A slightly jarring start to my journey as when I landed at Heathrow on Saturday the Piccadilly and Jubilee lines of the underground and the Docklands Light Rail – all of which I use in the usual way of getting to my old Isle of Dogs stomping grounds – were shut for repairs. So in a somewhat circuitous route that took me on a tour of the East End and culminated in a walk of half a mile or so from Island Gardens on the north side of the river through the foot tunnel to Greenwich, I finally arrived at my little hotel, which proved to be somewhat like Fawlty Towers – well intentioned but lacking in the execution. It was fine for a couple of nights, and the church of St. Alfege’s – and its bells -- were just outside my window.
On Sunday I had a lovely lunch in Greenwich with old friends – great to be back among them.
Monday morning I had a driving lesson! To acquaint me with driving on the left side of the road in a car with the steering wheel on the right. It was quite disorienting, and driving in London is complicated by very narrow streets, many vehicles double-parked, and many pedestrians.
Immediately after, I met my friend and traveling companion Alice at Canary Wharf, and off we went to Heathrow to collect our rental car, and made our way to Martley, a small village outside Worcester, where we spent a very agreeable night at the Admiral Rodney, a seventeenth century inn that is still keeping the locals and travelers happy with great food, comfy rooms, and welcoming hosts.
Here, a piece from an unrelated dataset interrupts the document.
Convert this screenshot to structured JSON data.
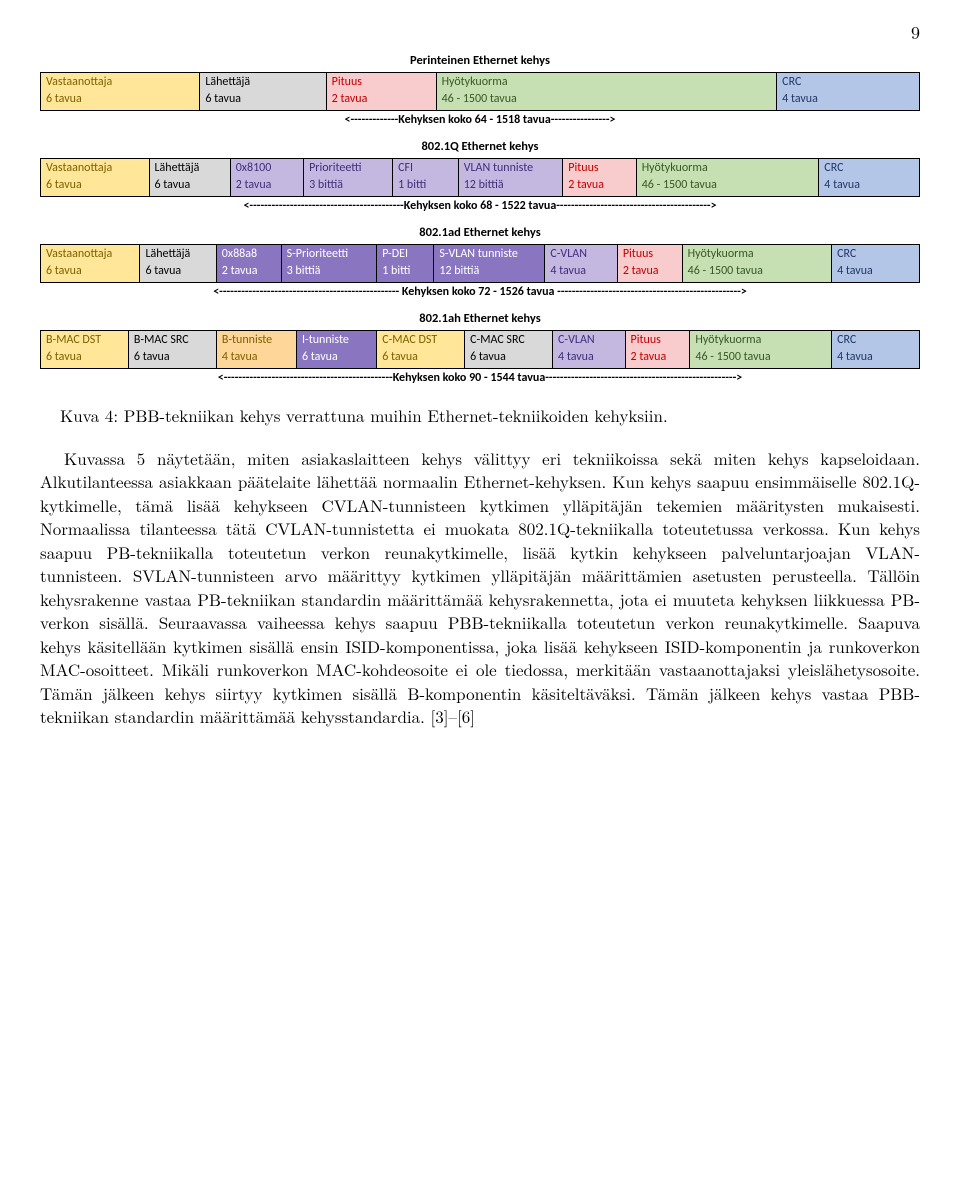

Upon hearing that I was tracing the path of Charles II’s escape after the Battle of Worcester, Landlord Des Campbell told us that Cromwell’s men had stayed in the inn in the days leading up to the battle – and one of them I still there! It seems that when he and his wife first took over the property, the gas to the beer kegs would mysteriously be shut off – when no one could possibly have been in the cellar to do it. It happened almost daily, but then less frequently. Until they hired a new bar man – and then he, too, found the same thing happening. Des said that once when he was in the cellar he felt a tap on his shoulder, and looking to the side of whatever he was working on, he saw a pair of men’s legs in high boots of the kind worn by 17th soldiers. His bar man, who had dismissed outright the notion of ghosts, admitted he had seen the same thing…..
Up this morning and we made our way – with me driving! – into Worcester, the site of the battle at which the royalist cause was lost. Charles spent the early part of the day at the top of the cathedral tower, where he could the enemy’s position and give direction. Later he was in the thick of the battle himself, which by afternoon had turned into hand-to-hand fighting in the city streets, and barely escaped the city through the St. Martin’s gate, the last remaining way out that was not held by Cromwell’s troops.
The tower is reached through a seemingly endless and gradually narrowing circular staircase. As we made our way down, I couldn’t help thinking about poor Charles, and how, in making that descent, he knew his life and throne were in jeopardy and that whatever followed would be difficult and dangerous.